Yadayada, or Don’t Worry, It all Adds Up
(Feb 17th, then)
The bunting and cicadas cleared, The Herald having sailed
the middle island for the natives’ trade in blankets for curly iron gall,
I snuggled into the basement with rats and worms, snails
sliming my finest parchment (historians only mention the rats
but I know the rest.) I had been nuzzling and gnawing
muzzles in the far north, and in the King Country I purged
my mind of all sovereign thoughts of a beautiful crown
as my pillow was smoothed by whiskery rat down.
Oh for a koauau to share this basement with. I am bent down
with worry, and hunger. Low, small. A worm. A crawler.
Me down. The governor up. These words echo like a dreamt
inferno. I trusted my treasured words to hate! I promised
feasts for all, with open hearts and flowing wine! I played
sly, turned my new in-laws into dogs thinking
I’d fly with the birds.
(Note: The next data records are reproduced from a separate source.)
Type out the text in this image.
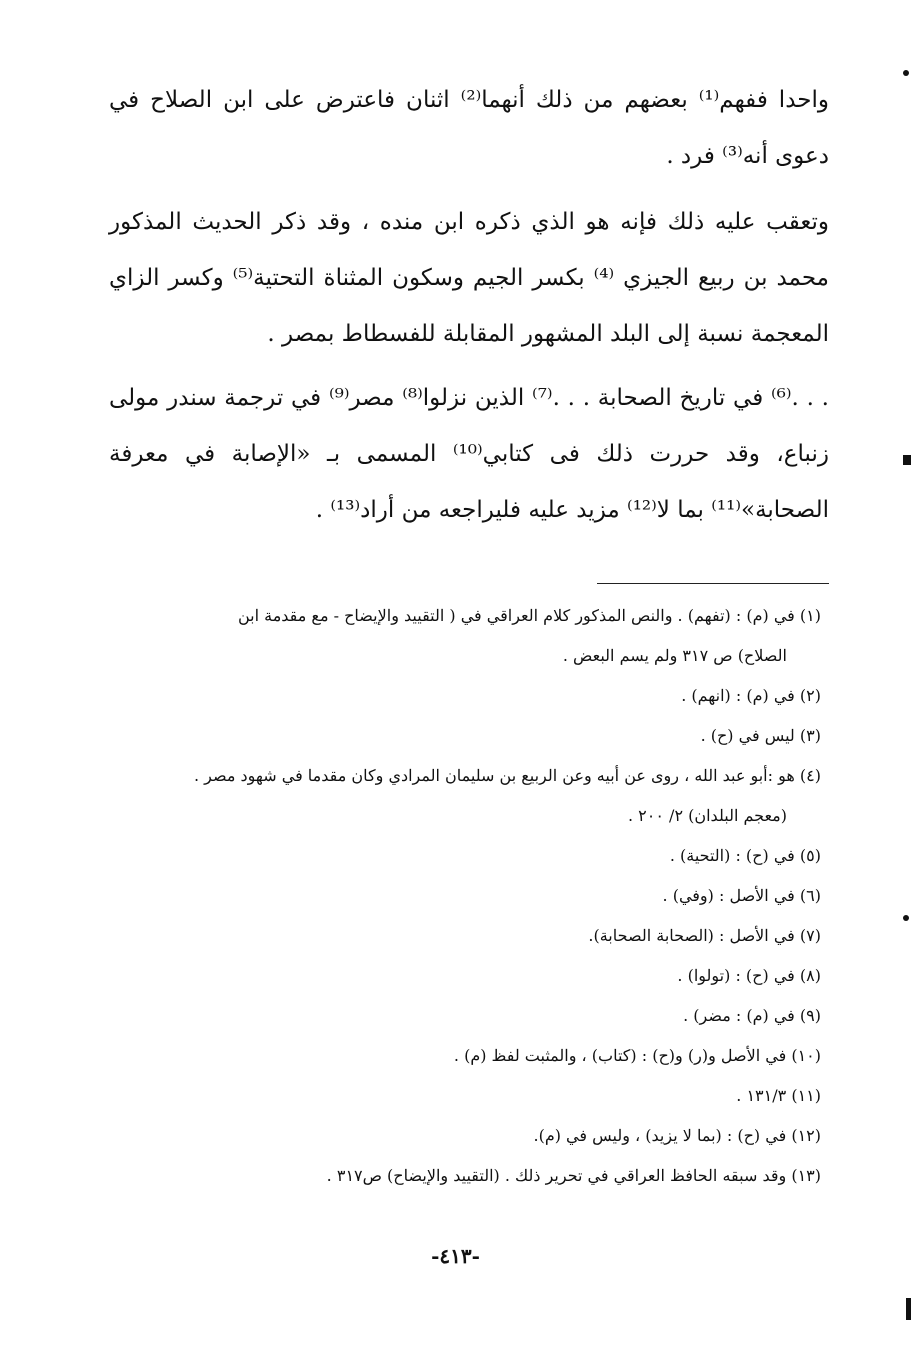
واحدا ففهم⁽¹⁾ بعضهم من ذلك أنهما⁽²⁾ اثنان فاعترض على ابن الصلاح في دعوى أنه⁽³⁾ فرد .

وتعقب عليه ذلك فإنه هو الذي ذكره ابن منده ، وقد ذكر الحديث المذكور محمد بن ربيع الجيزي ⁽⁴⁾ بكسر الجيم وسكون المثناة التحتية⁽⁵⁾ وكسر الزاي المعجمة نسبة إلى البلد المشهور المقابلة للفسطاط بمصر .

. . .⁽⁶⁾ في تاريخ الصحابة . . .⁽⁷⁾ الذين نزلوا⁽⁸⁾ مصر⁽⁹⁾ في ترجمة سندر مولى زنباع، وقد حررت ذلك فى كتابي⁽¹⁰⁾ المسمى بـ «الإصابة في معرفة الصحابة»⁽¹¹⁾ بما لا⁽¹²⁾ مزيد عليه فليراجعه من أراد⁽¹³⁾ .

(١) في (م) : (تفهم) . والنص المذكور كلام العراقي في ( التقييد والإيضاح - مع مقدمة ابن
الصلاح) ص ٣١٧ ولم يسم البعض .
(٢) في (م) : (انهم) .
(٣) ليس في (ح) .
(٤) هو :أبو عبد الله ، روى عن أبيه وعن الربيع بن سليمان المرادي وكان مقدما في شهود مصر .
(معجم البلدان) ٢/ ٢٠٠ .
(٥) في (ح) : (التحية) .
(٦) في الأصل : (وفي) .
(٧) في الأصل : (الصحابة الصحابة).
(٨) في (ح) : (تولوا) .
(٩) في (م) : مضر) .
(١٠) في الأصل و(ر) و(ح) : (كتاب) ، والمثبت لفظ (م) .
(١١) ١٣١/٣ .
(١٢) في (ح) : (بما لا يزيد) ، وليس في (م).
(١٣) وقد سبقه الحافظ العراقي في تحرير ذلك . (التقييد والإيضاح) ص٣١٧ .
-٤١٣-
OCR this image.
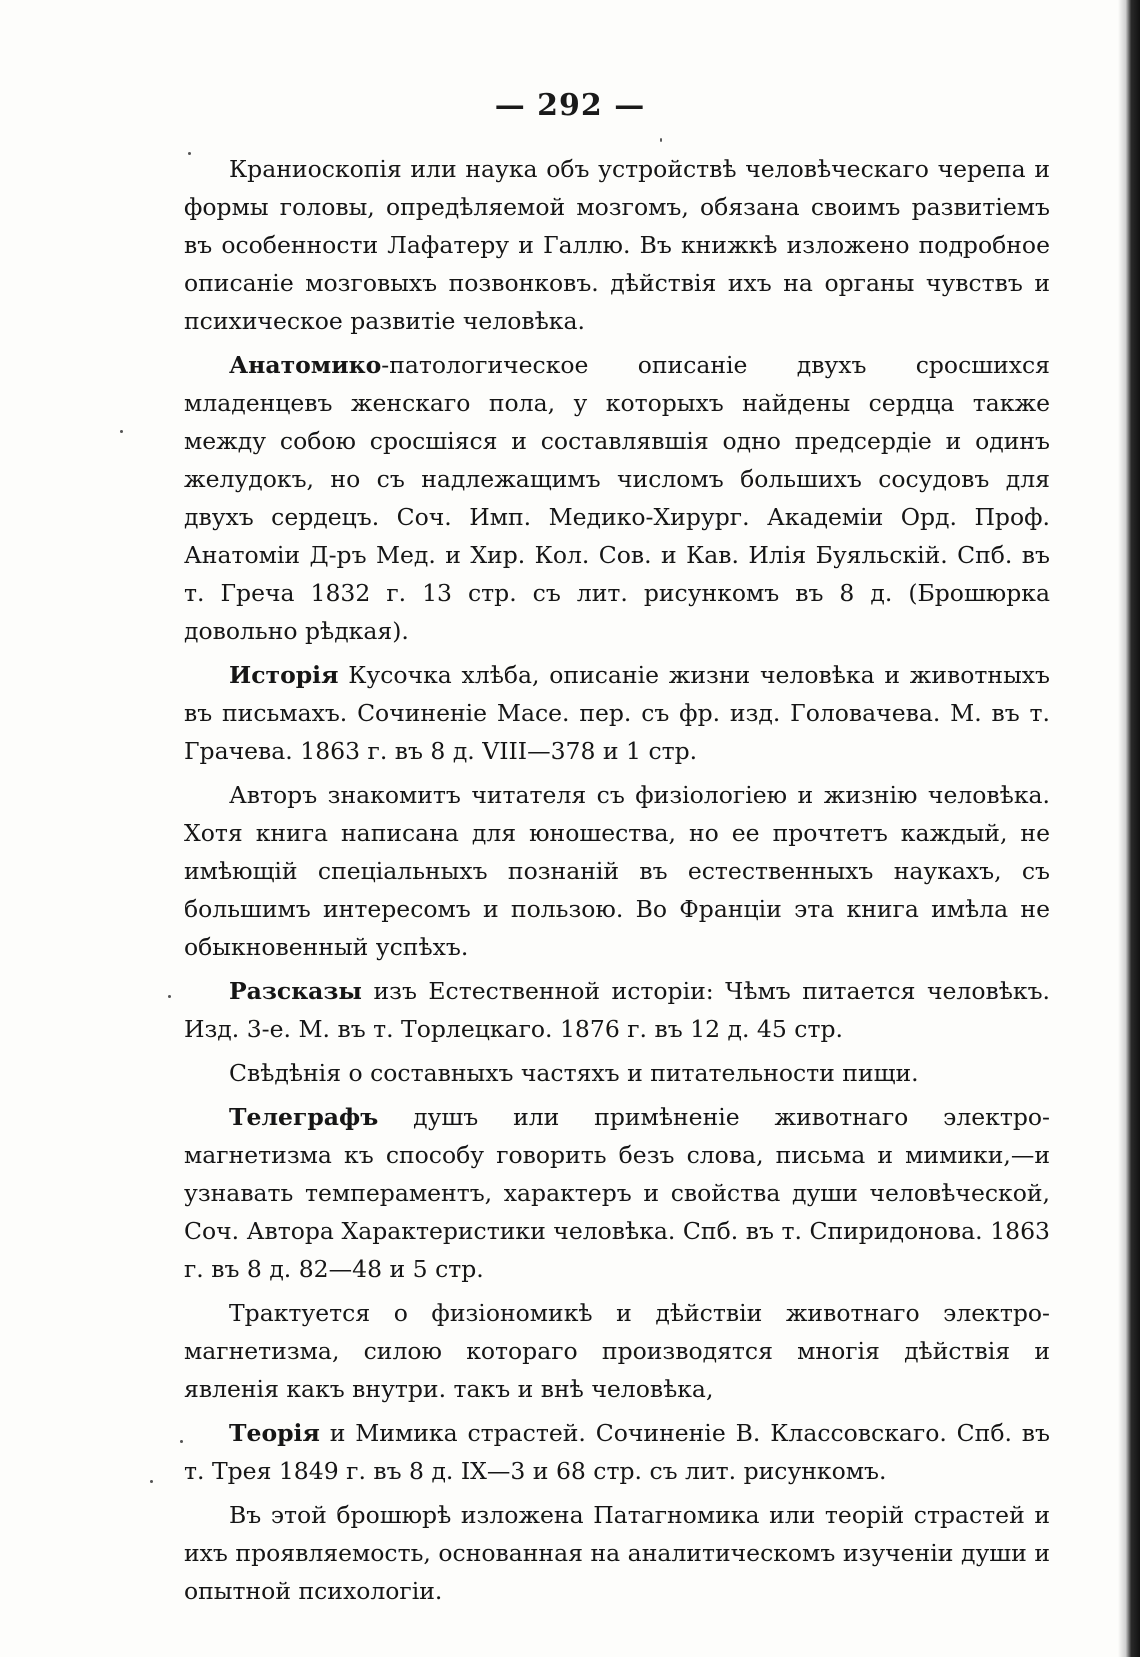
— 292 —

Краниоскопія или наука объ устройствѣ человѣческаго черепа и формы головы, опредѣляемой мозгомъ, обязана своимъ развитіемъ въ особенности Лафатеру и Галлю. Въ книжкѣ изложено подробное описаніе мозговыхъ позвонковъ. дѣйствія ихъ на органы чувствъ и психическое развитіе человѣка.

Анатомико-патологическое описаніе двухъ сросшихся младенцевъ женскаго пола, у которыхъ найдены сердца также между собою сросшіяся и составлявшія одно предсердіе и одинъ желудокъ, но съ надлежащимъ числомъ большихъ сосудовъ для двухъ сердецъ. Соч. Имп. Медико-Хирург. Академіи Орд. Проф. Анатоміи Д-ръ Мед. и Хир. Кол. Сов. и Кав. Илія Буяльскій. Спб. въ т. Греча 1832 г. 13 стр. съ лит. рисункомъ въ 8 д. (Брошюрка довольно рѣдкая).

Исторія Кусочка хлѣба, описаніе жизни человѣка и животныхъ въ письмахъ. Сочиненіе Масе. пер. съ фр. изд. Головачева. М. въ т. Грачева. 1863 г. въ 8 д. VIII—378 и 1 стр.

Авторъ знакомитъ читателя съ физіологіею и жизнію человѣка. Хотя книга написана для юношества, но ее прочтетъ каждый, не имѣющій спеціальныхъ познаній въ естественныхъ наукахъ, съ большимъ интересомъ и пользою. Во Франціи эта книга имѣла не обыкновенный успѣхъ.

Разсказы изъ Естественной исторіи: Чѣмъ питается человѣкъ. Изд. 3-е. М. въ т. Торлецкаго. 1876 г. въ 12 д. 45 стр.

Свѣдѣнія о составныхъ частяхъ и питательности пищи.

Телеграфъ душъ или примѣненіе животнаго электро-магнетизма къ способу говорить безъ слова, письма и мимики,—и узнавать темпераментъ, характеръ и свойства души человѣческой, Соч. Автора Характеристики человѣка. Спб. въ т. Спиридонова. 1863 г. въ 8 д. 82—48 и 5 стр.

Трактуется о физіономикѣ и дѣйствіи животнаго электро-магнетизма, силою котораго производятся многія дѣйствія и явленія какъ внутри. такъ и внѣ человѣка,

Теорія и Мимика страстей. Сочиненіе В. Классовскаго. Спб. въ т. Трея 1849 г. въ 8 д. IX—3 и 68 стр. съ лит. рисункомъ.

Въ этой брошюрѣ изложена Патагномика или теорій страстей и ихъ проявляемость, основанная на аналитическомъ изученіи души и опытной психологіи.
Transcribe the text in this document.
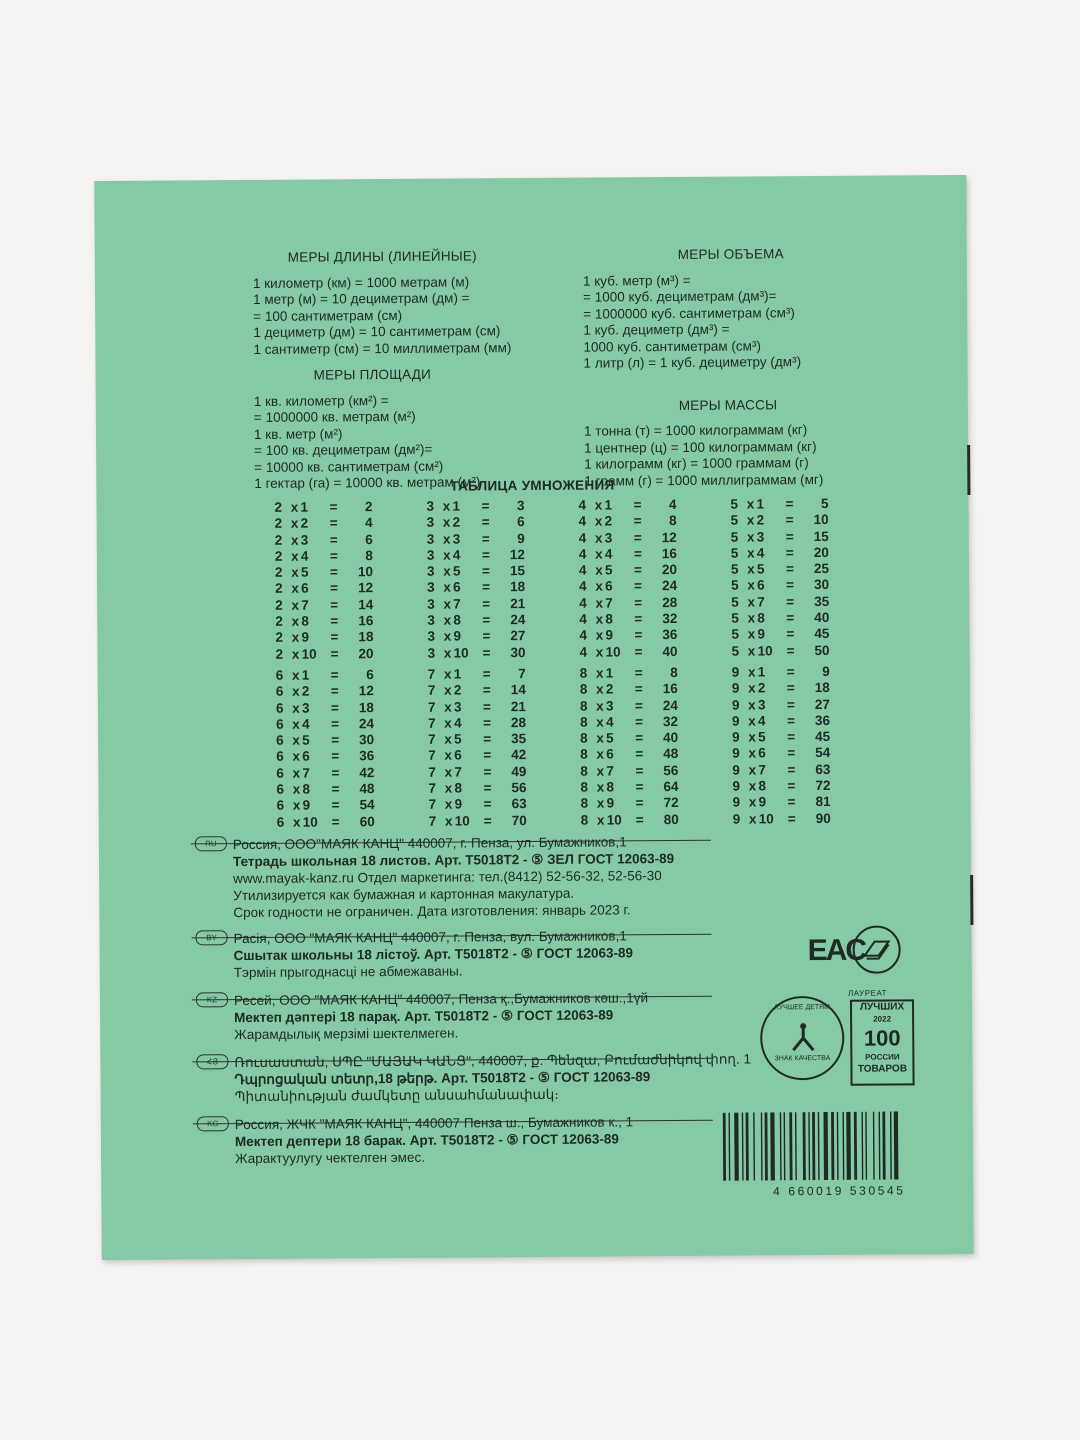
МЕРЫ ДЛИНЫ (ЛИНЕЙНЫЕ)
1 километр (км) = 1000 метрам (м)
1 метр (м) = 10 дециметрам (дм) =
= 100 сантиметрам (см)
1 дециметр (дм) = 10 сантиметрам (см)
1 сантиметр (см) = 10 миллиметрам (мм)
МЕРЫ ПЛОЩАДИ
1 кв. километр (км²) =
= 1000000 кв. метрам (м²)
1 кв. метр (м²)
= 100 кв. дециметрам (дм²)=
= 10000 кв. сантиметрам (см²)
1 гектар (га) = 10000 кв. метрам (м²)
МЕРЫ ОБЪЕМА
1 куб. метр (м³) =
= 1000 куб. дециметрам (дм³)=
= 1000000 куб. сантиметрам (см³)
1 куб. дециметр (дм³) =
1000 куб. сантиметрам (см³)
1 литр (л) = 1 куб. дециметру (дм³)
МЕРЫ МАССЫ
1 тонна (т) = 1000 килограммам (кг)
1 центнер (ц) = 100 килограммам (кг)
1 килограмм (кг) = 1000 граммам (г)
1 грамм (г) = 1000 миллиграммам (мг)
ТАБЛИЦА УМНОЖЕНИЯ
2 x 1	=	2
2 x 2	=	4
2 x 3	=	6
2 x 4	=	8
2 x 5	=	10
2 x 6	=	12
2 x 7	=	14
2 x 8	=	16
2 x 9	=	18
2 x 10	=	20
3 x 1	=	3
3 x 2	=	6
3 x 3	=	9
3 x 4	=	12
3 x 5	=	15
3 x 6	=	18
3 x 7	=	21
3 x 8	=	24
3 x 9	=	27
3 x 10	=	30
4 x 1	=	4
4 x 2	=	8
4 x 3	=	12
4 x 4	=	16
4 x 5	=	20
4 x 6	=	24
4 x 7	=	28
4 x 8	=	32
4 x 9	=	36
4 x 10	=	40
5 x 1	=	5
5 x 2	=	10
5 x 3	=	15
5 x 4	=	20
5 x 5	=	25
5 x 6	=	30
5 x 7	=	35
5 x 8	=	40
5 x 9	=	45
5 x 10	=	50
6 x 1	=	6
6 x 2	=	12
6 x 3	=	18
6 x 4	=	24
6 x 5	=	30
6 x 6	=	36
6 x 7	=	42
6 x 8	=	48
6 x 9	=	54
6 x 10	=	60
7 x 1	=	7
7 x 2	=	14
7 x 3	=	21
7 x 4	=	28
7 x 5	=	35
7 x 6	=	42
7 x 7	=	49
7 x 8	=	56
7 x 9	=	63
7 x 10	=	70
8 x 1	=	8
8 x 2	=	16
8 x 3	=	24
8 x 4	=	32
8 x 5	=	40
8 x 6	=	48
8 x 7	=	56
8 x 8	=	64
8 x 9	=	72
8 x 10	=	80
9 x 1	=	9
9 x 2	=	18
9 x 3	=	27
9 x 4	=	36
9 x 5	=	45
9 x 6	=	54
9 x 7	=	63
9 x 8	=	72
9 x 9	=	81
9 x 10	=	90
RU	Россия, ООО"МАЯК КАНЦ" 440007, г. Пенза, ул. Бумажников,1
Тетрадь школьная 18 листов. Арт. Т5018Т2 - ⑤ ЗЕЛ ГОСТ 12063-89
www.mayak-kanz.ru Отдел маркетинга: тел.(8412) 52-56-32, 52-56-30
Утилизируется как бумажная и картонная макулатура.
Срок годности не ограничен. Дата изготовления: январь 2023 г.
BY	Расія, ООО "МАЯК КАНЦ" 440007, г. Пенза, вул. Бумажников,1
Сшытак школьны 18 лістоў. Арт. Т5018Т2 - ⑤ ГОСТ 12063-89
Тэрмін прыгоднасці не абмежаваны.
KZ	Ресей, ООО "МАЯК КАНЦ" 440007, Пенза қ.,Бумажников көш.,1үй
Мектеп дәптері 18 парақ. Арт. Т5018Т2 - ⑤ ГОСТ 12063-89
Жарамдылық мерзімі шектелмеген.
ՀՅ	Ռուսաստան, ՍՊԸ "ՄԱՅԱԿ ԿԱՆՑ", 440007, ք. Պենզա, Բումաժնիկով փող. 1
Դպրոցական տետր,18 թերթ. Арт. Т5018Т2 - ⑤ ГОСТ 12063-89
Պիտանիության ժամկետը անսահմանափակ։
KG	Россия, ЖЧК "МАЯК КАНЦ", 440007 Пенза ш., Бумажников к., 1
Мектеп дептери 18 барак. Арт. Т5018Т2 - ⑤ ГОСТ 12063-89
Жарактуулугу чектелген эмес.
EAC
ЛАУРЕАТ
ЛУЧШИХ
2022
100
РОССИИ
ТОВАРОВ
ЛУЧШЕЕ ДЕТЯМ
ЗНАК КАЧЕСТВА
4 660019 530545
But now I am a moth eaten by moths.
I am a rag for a strop designed to pacify, and closely shave, hell.
Robert Sullivan
Robert Sullivan is Aotearoa New Zealand’s 14th Poet Laureate. He belongs to Ngāpuhi (Ngāti Manu, Ngāti Hau / Ngāti Kaharau) and Kāi Tahu (Kāti Huirapa ki Puketeraki) iwi and is also of Irish descent. He has won many literary awards. His most recent books are Hopurangi / Songcatcher (AUP) which was shortlisted for the Mary and Peter Biggs Award at the 2025 Ockham Book Awards, Koe: An Aotearoa Ecopoetry Anthology coedited with Janet Newman (Otago University Press 2024) and a collection of essays coedited with Anna Jackson and Dougal McNeill, Te Whāriki: Reading Ten New Poets from Aotearoa (AUP 2025). Robert is Associate Professor in Creative Writing at Massey University. He lives in Ōamaru.
To launch Poetry Shelf 2026, our current Poet Laureate Robert Sullivan has written a sequence called “Tidbits of Te Tiriti”. He wrote these Te Tiriti Tidbits in the voice of Te Tiriti o Waitangi. There will be one published each day for this Waitangi Day weekend, and then a fifth one today, on Feb 17th, which is the day his Ngāti Manu tūpuna signed Te Tiriti.